In some fracture patterns early surgery is advocated as it does make a difference to long term outcomes and this may consist of fixation of the fracture or replacement of the shoulder.

 

 

Fractures and dislocations around the elbow

The elbow is a complex joint consisting of two parts.The part that allows the elbow to bend and the part that allows the forearm to rotate. Either or both may be injured. Additionally the ligaments around the elbow may be injured

The principles of management are to allow early movement to prevent elbow stiffness. For minor fractures it may be enough to simply get the arm moving after a few days rest in a sling.
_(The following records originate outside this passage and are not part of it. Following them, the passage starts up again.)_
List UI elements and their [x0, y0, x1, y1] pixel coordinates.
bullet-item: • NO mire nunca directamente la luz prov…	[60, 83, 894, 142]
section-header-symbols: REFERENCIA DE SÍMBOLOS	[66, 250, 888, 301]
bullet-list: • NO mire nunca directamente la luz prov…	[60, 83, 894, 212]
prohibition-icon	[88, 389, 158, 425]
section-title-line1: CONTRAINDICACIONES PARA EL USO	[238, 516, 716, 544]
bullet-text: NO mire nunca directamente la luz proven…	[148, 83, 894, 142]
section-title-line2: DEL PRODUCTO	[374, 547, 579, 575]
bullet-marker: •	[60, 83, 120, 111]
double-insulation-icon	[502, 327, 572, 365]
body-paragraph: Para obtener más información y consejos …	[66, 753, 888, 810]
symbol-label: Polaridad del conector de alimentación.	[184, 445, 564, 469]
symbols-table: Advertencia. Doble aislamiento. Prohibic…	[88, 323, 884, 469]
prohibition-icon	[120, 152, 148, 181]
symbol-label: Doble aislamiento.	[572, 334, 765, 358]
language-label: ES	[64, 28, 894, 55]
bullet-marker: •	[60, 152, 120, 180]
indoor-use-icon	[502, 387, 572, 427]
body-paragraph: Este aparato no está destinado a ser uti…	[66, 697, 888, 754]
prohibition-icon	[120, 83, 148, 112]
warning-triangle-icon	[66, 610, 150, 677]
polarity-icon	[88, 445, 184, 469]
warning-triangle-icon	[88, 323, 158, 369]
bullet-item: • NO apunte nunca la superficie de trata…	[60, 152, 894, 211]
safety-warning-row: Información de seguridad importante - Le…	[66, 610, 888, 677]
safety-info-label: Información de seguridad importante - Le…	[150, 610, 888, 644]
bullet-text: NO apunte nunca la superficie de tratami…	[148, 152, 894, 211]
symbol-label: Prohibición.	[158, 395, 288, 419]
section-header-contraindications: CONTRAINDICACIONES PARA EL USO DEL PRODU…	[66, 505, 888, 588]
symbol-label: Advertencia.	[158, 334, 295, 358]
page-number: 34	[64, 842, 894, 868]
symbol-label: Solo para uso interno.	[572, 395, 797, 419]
More significant injuries may require surgery to fix the fractures and/or repair the ligaments.

Fractured Wrists

Distal radial fractures are amongst the most common fractures that present to fracture clinics. 

If the fracture is well reduced they may be managed non surgically in a plaster for 5-6 weeks. Some wrist stiffness is to be expected after immobilistaion but generally settles with appropriate therapy.

If the fracture is unstable or has a fracture into the joint itself surgical fixation may be advocated and this commonly includes a plate and screws. 

Fixation of distal radial fractures does also have the benefit of early mobilisation.